If you genuinely want empowered people, a culture in which people will take on the responsibility, make the decision, fix it for themselves, then first, we must put away our toolbox. Even if we think we know best.

Because as leaders, we can’t fix everything, and nor should we even try.

Please Sir, can I be empowered?

I attended a networking event recently, where I found myself talking to a business leader who bemoaned to me that his people didn’t take action. Didn’t take the initiative. ‘They just need to be empowered’, he said to me. I asked him what this would look like, how he would know when he had it, when he had been successful in creating this empowered organisation. He looked at me for a while. ‘They’ll just get on and do stuff, without waiting to be asked’, was the reply.

The problem with the conversation was twofold. Firstly, look at his first statement. There is no recognition, that he, as a senior member of staff, has the responsibility for creating this environment, this belief within his team that they can and they should. That it will be okay, and there won’t be any blame, repercussions, liability.

There are some people that will just make the decision for themselves to take the ownership, make the decision, assume the power. To JFDI, if you will. But they are few are far between. Most people need to be told that it is okay. They need reassurance and guidance, a signal. And this is the responsibility of the leaders of the organisation.

When people ask me for permision to do something simple, everyday, straightforward, I see it as a failure.
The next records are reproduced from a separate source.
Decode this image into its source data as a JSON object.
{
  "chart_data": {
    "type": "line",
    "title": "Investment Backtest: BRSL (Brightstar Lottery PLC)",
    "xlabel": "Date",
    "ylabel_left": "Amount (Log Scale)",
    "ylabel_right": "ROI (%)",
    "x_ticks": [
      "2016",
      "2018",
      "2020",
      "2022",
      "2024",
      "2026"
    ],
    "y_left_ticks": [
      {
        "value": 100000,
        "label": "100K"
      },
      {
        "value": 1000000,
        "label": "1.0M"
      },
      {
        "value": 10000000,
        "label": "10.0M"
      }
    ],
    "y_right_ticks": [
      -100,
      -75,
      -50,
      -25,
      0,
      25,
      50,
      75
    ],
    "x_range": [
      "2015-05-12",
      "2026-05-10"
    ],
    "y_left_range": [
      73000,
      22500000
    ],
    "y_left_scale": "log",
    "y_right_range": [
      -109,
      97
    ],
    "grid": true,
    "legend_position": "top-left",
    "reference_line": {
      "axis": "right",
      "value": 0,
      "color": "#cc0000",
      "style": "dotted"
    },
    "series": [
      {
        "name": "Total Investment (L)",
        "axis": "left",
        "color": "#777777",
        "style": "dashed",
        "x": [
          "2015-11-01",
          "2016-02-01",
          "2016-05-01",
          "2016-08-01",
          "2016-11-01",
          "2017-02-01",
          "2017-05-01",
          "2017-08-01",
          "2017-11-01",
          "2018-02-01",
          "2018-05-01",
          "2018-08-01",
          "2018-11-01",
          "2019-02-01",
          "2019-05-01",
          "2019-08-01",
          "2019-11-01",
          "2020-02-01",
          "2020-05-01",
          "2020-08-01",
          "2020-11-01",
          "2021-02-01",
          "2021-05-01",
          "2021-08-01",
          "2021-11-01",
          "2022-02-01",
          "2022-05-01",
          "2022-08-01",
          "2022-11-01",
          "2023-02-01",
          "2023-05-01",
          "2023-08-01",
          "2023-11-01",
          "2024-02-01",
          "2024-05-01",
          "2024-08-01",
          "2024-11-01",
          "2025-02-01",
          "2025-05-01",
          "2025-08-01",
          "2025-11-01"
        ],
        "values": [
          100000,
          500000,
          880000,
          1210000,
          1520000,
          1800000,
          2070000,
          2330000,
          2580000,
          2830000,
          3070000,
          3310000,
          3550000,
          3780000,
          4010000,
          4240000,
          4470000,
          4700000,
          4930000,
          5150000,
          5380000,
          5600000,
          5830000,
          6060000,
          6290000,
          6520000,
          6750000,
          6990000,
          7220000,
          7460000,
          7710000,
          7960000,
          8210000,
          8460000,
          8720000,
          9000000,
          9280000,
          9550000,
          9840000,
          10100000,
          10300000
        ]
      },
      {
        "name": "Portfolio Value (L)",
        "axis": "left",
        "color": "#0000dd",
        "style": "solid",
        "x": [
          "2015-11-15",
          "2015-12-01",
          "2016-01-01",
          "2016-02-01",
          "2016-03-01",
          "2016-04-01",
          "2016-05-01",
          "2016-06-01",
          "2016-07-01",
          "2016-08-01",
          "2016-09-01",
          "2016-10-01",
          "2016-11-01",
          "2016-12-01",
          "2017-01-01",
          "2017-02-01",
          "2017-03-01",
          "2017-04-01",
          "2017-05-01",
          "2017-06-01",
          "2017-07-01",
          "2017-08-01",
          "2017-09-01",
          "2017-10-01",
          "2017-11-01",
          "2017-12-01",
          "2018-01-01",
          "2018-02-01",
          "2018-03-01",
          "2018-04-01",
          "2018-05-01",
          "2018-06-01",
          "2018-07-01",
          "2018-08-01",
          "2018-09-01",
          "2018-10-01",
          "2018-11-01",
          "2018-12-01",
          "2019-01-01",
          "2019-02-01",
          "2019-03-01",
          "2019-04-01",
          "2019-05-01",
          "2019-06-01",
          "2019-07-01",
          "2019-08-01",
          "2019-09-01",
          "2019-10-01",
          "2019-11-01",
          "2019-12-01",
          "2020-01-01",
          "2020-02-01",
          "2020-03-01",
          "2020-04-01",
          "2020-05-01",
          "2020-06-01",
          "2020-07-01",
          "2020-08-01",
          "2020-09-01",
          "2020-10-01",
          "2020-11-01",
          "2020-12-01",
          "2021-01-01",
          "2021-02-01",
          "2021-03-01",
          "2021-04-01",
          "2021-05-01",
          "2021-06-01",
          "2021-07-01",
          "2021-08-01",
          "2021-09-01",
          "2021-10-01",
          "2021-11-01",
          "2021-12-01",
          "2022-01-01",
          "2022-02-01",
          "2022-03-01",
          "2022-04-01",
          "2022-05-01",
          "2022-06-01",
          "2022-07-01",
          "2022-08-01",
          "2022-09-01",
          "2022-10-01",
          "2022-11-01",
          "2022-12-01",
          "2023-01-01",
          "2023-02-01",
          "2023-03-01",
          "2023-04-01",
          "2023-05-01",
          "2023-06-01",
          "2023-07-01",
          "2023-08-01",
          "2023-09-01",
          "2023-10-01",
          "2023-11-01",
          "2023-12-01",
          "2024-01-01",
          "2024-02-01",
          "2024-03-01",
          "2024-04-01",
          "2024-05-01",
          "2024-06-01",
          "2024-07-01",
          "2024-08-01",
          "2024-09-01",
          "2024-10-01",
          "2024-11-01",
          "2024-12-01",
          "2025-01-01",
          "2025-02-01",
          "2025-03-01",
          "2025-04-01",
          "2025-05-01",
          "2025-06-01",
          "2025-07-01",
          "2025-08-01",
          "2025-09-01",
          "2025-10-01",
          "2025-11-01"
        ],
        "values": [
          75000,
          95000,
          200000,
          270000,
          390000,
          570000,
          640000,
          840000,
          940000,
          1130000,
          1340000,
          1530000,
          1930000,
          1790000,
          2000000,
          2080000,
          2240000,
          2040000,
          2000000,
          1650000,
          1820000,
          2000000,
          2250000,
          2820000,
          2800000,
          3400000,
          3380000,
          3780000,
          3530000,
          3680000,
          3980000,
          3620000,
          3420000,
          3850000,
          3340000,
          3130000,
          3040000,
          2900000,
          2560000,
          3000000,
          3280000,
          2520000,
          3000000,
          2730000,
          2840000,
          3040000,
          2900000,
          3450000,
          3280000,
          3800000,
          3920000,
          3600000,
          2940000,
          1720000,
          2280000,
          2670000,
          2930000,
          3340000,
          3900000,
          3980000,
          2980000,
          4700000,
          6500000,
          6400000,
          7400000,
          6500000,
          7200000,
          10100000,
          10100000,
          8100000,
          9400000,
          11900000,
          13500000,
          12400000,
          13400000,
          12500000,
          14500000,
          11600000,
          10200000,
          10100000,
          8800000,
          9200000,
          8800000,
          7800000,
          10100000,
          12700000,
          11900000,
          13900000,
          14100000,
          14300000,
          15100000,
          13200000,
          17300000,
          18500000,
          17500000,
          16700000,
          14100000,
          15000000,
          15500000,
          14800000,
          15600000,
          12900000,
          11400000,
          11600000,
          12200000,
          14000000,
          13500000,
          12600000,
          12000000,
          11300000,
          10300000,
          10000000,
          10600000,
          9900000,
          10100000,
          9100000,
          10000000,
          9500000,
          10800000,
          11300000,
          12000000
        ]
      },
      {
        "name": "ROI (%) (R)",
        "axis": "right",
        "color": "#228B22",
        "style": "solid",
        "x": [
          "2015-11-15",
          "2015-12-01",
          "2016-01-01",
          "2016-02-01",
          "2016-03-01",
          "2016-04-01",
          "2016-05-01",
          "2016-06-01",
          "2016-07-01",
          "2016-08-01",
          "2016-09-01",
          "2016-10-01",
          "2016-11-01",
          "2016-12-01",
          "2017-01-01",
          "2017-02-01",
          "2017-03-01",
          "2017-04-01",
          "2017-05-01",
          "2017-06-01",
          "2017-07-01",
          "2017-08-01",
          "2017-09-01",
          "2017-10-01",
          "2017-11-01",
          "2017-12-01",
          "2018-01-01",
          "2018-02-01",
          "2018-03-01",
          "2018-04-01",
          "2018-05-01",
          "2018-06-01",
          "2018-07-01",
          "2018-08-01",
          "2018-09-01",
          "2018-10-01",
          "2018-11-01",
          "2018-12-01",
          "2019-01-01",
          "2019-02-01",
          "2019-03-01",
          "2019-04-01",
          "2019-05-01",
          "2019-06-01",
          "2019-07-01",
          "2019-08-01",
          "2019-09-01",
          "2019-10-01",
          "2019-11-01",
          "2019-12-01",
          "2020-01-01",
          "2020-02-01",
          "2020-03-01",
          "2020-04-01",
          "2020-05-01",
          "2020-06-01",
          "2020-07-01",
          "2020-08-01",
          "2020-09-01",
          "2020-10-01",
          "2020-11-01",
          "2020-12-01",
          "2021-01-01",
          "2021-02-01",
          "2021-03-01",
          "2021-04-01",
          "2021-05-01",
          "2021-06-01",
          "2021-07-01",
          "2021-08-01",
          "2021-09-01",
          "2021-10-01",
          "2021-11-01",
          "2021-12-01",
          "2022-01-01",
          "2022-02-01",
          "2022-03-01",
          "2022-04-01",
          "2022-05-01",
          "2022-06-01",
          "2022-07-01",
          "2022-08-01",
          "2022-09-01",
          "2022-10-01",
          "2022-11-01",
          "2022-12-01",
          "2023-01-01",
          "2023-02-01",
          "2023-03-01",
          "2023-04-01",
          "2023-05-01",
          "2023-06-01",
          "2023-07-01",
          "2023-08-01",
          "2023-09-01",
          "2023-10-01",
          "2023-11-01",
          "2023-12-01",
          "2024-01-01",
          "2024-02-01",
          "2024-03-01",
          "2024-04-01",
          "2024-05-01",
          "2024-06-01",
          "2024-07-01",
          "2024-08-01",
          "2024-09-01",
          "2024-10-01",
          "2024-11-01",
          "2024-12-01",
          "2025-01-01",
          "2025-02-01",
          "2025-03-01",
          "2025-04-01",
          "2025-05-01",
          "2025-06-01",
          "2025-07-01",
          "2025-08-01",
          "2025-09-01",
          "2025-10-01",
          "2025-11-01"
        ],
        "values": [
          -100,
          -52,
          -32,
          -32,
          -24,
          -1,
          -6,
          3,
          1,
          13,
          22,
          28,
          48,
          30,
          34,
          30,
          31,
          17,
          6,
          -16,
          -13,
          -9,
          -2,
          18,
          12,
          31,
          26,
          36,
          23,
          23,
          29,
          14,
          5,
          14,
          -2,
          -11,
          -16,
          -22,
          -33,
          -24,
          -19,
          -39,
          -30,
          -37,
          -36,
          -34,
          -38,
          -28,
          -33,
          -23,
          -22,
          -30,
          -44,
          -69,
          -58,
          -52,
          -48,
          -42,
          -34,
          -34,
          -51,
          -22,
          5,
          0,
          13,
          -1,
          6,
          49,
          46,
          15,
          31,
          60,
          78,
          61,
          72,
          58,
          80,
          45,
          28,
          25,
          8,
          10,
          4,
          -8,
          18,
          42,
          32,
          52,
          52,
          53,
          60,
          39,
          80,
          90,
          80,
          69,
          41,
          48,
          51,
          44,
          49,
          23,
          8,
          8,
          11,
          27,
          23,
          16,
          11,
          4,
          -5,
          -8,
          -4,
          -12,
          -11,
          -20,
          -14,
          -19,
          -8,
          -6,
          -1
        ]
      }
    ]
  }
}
A failure that I have failed to communicate to them previously that it okay for them to make their own decision, just get on and do what they think is best, weigh up the pros and cons and crack on.

Telling people it is okay is just the start. You need to continually show that you mean it. Recognise people for trying, deciding, getting on with it. Encourage those that step forward first. Inspire the rest to do the same. Even if the whatever it is doesn’t work out quite like it would have done if you had done it, made the call, signed some formal approval document, then embrace it just the same.

If you really want empowerment that is. it’s a nice sounding word. Its sounds collaborative, engaging, like the sort of thing a good leader should want. But not everyone is ready for the reality of handing over their power to others.

Leaders. If you want empowerment then it is your job to create it. Create the culture in which people feel that they can. Power is vested within you by virtue of the role you hold, your job title with the important sounding words. Only you can give it away to others. Let them know the parameters in which they can work, and then get the hell out of their way.

Be brave. And let someone else JFDI.